The basic details of the fatal clash in Taipei that triggered islandwide violence in February 1947 are generally well known. Government officials apprehended a woman selling contraband, and her rough treatment sparked anger among passers-by, who came to her defense. One of the passers-by was shot and the agents fled, leaving behind a crowd of people seething over not only the killing but also more than a year of gross misrule by the Chinese Nationalist Party (KMT). They were determined to see justice served.
From there the situation quickly degenerated into a general collapse of law and order. After reinforcements arrived from China, a more calculated massacre took place. In particular, elite Taiwanese figures who had attempted to restore order and negotiate reform of government policies and procedures were massacred.

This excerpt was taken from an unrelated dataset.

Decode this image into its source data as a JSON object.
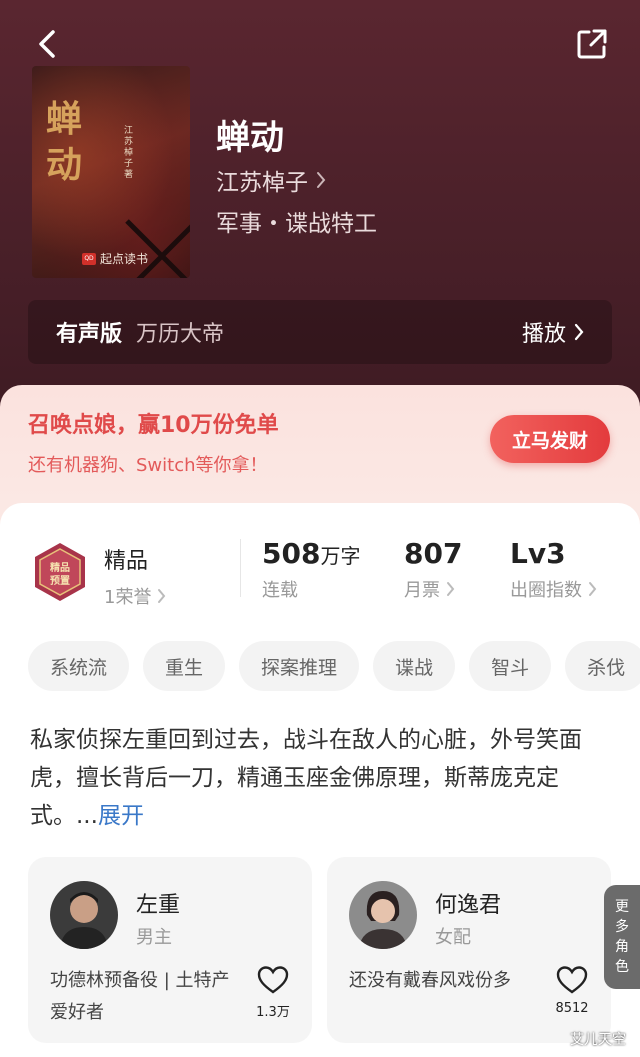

What is not so well known is that the triggering incident took place on Feb. 27, not Feb. 28. At the time, the “incident” was named “228” by the government and the media to reflect the dramatic increase in bloodshed the following day — and apportion responsibility for the havoc to various groups of demonstrators and rioters, not government agents and policies.
Later in Taichung, a rebel militia expressed its anger on this very issue by naming itself the “27 Unit.” The militia eventually dispersed, but not before claiming many Nationalist casualties in battles near Puli Township (埔里) in present-day Nantou County.
Even today, 228 is a complex issue with few easy answers, but the biggest problem — reflected in the misnaming of the entire affair — is that there remains no accountability.
Family members of victims have received a degree of cash compensation for their sufferings, but no perpetrator has ever been brought to justice, except perhaps for executive administrator Chen Yi (陳儀), whose misrule fed hatred of the KMT.
Ironically, Chen was executed on the orders of Chiang Kai-shek (蔣介石) for negotiating with the Communists after he returned to China; fortuitously for the refugee KMT government, his public execution in Taipei in 1950 allowed the authorities to disingenuously place the bulk of responsibility for misrule in Taiwan on his shoulders.
For most victims and their families, rage and sorrow were suppressed over the subsequent decades of martial law. This, together with the passage of time and the lack of unified sentiment, has meant that 228 remains an opportunity for exploitation by people of all political stripes, but particularly hardline KMT elements, who to this day express no remorse or regret for what was seen to be a necessary restoration of order at a time of communist insurrection.
Thankfully, such people are in the minority, but they remain part of a minority that is privileged and expects privilege.
In the absence of a truth and reconciliation commission, at which aging perpetrators might freely admit to their crimes in exchange for an amnesty, the best that Taiwanese can do is be vigilant and ensure that the rationalization of murder, praise for autocratic rule and callous indifference to the suffering of so many people never go unopposed.